Once your plan is clear, don’t try to go it alone. Involve colleagues at your level and tap up members of your own network. With a coalition of staff, not only will you build a pool of advocates for your idea, but you will gain expertise in various areas of the business and add credibility to your proposal.
3. Expose your idea to criticism
Once your proposal is in place, it’s time to put your ego aside and invite criticism. Firstly, meet with your immediate team and present your ideas to request their input. It’s perfectly possible that they may raise issues that you hadn’t even thought of and it’s far better to have these weaknesses exposed sooner rather than later. You may also meet objection in the form of “but the system we have is good enough” giving you the chance to practice your response.
It’s important that you show genuine interest and genuine willingness to listen to the input you receive from others. A barrage of critiques is actually preferable to a lacklustre, non-committal response. Indifference means that people don’t care and if this is the case, you’ll be hard-pressed to get their support further down the line.
Go into any discussion armed with questions to draw your crew around you. “What am I missing?” “How can I make this better?” Genuine curiosity is invaluable and will show the team that you’re looking to make changes that will benefit them all. Acknowledge criticism and make sure everyone is on the same page, be sure to ask for clarification if someone’s points are not clear. The ultimate goal is to achieve mutual understanding.
4. Tell your story and be and prepared to compromise
The meeting is scheduled, you’ve developed a concise pitch and you have an idea that people are starting to get on board with, don’t fall at the final hurdle by not thinking through your communication methods.
Centre your pitch around a solid value proposition and provide your target audience with the information they need to make a decision. Furthermore, utilise your skills as a storyteller. Human beings are hardwired to understand stories, so refrain from throwing dreary stats at your audience. A simple way to this is to begin at the problem and walk them right the way through to your solution. It doesn’t have to be complex, but it should hook your audience.

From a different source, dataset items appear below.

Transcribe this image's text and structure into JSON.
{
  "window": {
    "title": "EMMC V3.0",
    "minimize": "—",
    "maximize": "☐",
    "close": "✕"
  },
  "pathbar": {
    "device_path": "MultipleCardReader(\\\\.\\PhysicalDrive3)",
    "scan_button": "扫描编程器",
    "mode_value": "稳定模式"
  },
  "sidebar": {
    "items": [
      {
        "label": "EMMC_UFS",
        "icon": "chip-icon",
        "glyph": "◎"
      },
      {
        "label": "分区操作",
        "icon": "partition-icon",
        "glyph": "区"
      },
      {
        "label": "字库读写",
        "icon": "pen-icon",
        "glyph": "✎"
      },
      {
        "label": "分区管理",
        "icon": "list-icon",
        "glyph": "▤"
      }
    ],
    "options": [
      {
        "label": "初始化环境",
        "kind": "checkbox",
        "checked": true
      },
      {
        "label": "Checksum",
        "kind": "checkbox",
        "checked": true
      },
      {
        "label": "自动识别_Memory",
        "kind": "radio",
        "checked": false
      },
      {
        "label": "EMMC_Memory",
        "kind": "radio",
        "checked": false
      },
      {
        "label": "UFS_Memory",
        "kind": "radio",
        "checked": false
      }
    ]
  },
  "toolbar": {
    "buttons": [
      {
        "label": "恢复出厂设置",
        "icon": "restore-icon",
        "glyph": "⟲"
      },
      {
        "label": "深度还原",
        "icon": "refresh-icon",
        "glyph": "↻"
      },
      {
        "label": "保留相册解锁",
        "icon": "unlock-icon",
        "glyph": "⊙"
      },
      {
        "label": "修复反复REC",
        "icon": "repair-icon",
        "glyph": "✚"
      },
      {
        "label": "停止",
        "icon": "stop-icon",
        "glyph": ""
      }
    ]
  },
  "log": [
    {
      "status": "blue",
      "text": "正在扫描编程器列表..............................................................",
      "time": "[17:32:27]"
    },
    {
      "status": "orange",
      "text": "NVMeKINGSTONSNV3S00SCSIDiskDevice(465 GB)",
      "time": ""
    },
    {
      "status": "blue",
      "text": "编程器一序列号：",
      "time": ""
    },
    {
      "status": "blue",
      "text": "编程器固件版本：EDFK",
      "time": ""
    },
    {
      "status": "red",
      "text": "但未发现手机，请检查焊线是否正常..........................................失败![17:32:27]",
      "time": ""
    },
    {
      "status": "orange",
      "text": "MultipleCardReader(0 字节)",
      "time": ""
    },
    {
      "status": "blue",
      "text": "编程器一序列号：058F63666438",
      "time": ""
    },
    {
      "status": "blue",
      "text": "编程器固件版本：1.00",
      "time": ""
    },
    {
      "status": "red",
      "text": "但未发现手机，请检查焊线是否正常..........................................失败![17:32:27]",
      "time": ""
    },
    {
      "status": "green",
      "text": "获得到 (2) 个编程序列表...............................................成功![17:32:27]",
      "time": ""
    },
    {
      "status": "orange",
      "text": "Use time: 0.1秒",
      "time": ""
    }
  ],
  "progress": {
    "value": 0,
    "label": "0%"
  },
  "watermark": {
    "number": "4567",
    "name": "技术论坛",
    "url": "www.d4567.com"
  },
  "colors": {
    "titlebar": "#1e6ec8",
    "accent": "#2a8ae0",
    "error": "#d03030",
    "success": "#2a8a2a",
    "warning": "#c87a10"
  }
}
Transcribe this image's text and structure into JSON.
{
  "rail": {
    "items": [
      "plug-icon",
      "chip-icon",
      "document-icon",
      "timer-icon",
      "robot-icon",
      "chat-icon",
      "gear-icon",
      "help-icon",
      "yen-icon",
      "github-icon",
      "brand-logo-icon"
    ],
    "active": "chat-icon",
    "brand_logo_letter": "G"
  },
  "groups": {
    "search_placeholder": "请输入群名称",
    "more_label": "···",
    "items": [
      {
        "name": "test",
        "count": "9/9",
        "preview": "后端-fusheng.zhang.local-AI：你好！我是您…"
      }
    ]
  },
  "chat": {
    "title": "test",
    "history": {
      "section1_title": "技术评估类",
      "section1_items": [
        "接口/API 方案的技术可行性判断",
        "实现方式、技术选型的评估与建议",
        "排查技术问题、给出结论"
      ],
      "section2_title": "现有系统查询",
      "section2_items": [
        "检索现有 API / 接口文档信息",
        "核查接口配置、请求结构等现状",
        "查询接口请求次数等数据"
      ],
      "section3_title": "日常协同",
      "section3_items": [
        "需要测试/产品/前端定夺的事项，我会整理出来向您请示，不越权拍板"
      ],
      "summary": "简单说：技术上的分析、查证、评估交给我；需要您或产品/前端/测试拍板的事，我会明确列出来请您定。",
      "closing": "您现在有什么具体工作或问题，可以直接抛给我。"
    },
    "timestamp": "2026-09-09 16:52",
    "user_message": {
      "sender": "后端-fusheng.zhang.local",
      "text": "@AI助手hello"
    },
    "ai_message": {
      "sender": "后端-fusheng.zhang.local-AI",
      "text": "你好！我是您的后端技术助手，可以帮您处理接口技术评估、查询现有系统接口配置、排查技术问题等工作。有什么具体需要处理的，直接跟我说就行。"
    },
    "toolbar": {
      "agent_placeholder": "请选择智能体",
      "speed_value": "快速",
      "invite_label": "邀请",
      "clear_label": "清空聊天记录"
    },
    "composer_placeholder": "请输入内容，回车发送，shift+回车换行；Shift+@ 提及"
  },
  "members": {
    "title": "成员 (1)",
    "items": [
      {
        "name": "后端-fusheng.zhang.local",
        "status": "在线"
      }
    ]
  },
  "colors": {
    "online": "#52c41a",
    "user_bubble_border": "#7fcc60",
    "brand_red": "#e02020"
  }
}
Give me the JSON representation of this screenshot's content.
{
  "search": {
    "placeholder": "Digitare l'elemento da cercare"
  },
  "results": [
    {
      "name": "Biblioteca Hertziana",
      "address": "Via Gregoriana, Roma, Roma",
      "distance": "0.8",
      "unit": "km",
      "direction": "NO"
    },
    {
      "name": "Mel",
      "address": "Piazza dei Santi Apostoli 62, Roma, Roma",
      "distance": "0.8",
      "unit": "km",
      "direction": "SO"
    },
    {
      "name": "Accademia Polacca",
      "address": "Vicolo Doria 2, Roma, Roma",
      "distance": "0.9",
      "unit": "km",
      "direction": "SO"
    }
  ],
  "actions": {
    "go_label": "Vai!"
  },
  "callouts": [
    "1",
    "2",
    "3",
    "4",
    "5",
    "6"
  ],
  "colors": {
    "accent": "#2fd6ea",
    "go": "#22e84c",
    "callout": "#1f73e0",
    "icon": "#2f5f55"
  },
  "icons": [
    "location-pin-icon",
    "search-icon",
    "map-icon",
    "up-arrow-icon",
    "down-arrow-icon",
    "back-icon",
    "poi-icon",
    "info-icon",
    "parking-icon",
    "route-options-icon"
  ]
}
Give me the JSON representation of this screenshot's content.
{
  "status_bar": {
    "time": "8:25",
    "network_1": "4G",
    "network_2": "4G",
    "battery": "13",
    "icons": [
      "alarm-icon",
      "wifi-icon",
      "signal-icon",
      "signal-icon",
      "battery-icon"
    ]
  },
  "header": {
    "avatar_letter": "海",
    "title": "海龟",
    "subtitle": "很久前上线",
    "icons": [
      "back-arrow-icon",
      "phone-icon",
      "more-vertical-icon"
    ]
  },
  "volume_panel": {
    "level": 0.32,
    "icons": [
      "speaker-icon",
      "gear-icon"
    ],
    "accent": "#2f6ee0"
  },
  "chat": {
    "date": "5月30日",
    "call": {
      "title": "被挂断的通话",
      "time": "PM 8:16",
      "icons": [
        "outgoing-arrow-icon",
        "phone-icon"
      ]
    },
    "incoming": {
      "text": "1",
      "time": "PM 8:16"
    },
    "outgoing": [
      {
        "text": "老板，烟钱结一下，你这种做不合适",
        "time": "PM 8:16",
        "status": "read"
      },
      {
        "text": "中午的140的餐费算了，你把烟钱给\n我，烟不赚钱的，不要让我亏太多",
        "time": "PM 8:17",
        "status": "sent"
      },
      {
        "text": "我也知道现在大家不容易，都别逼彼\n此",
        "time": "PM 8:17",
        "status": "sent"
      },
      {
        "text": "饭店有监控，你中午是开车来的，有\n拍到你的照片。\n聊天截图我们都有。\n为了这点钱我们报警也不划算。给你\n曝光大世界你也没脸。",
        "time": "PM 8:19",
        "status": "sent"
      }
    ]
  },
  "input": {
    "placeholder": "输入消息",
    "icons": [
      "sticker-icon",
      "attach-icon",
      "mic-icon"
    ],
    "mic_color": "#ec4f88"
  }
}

And finally, don’t become so tied to your idea that you’re unwilling to listen to the concerns and criticisms of others. Approach any meeting with a clear and defined proposal but one that’s open to change. By working this way, you could end up with a workable solution that isn’t your original idea but does accomplish your desired outcome.
5. Maintain communication
Once a course has been set, it’s your role to preserve communication throughout. Outlining your plans and then following up with radio silence will win you no favours. Throughout execution, be sure to reaffirm goals and update stakeholders. This contact is invaluable in ensuring senior figures are engaged throughout the entire process. It is easy to assume that once a project is being executed, stakeholders understand their role and will remain focussed on the deliverables, but this assumption can easily become the downfall of the project. Throughout the process, remind associates of the project goals and how the role they play to reduce the risk of decreased buy-in.
If you encounter difficulties at any point, don’t be afraid to elicit advice. After all, people who ask for advice are seen as more trustworthy not less. “What would you do if you were me?” will elicit candid and valuable guidance to help you along the path.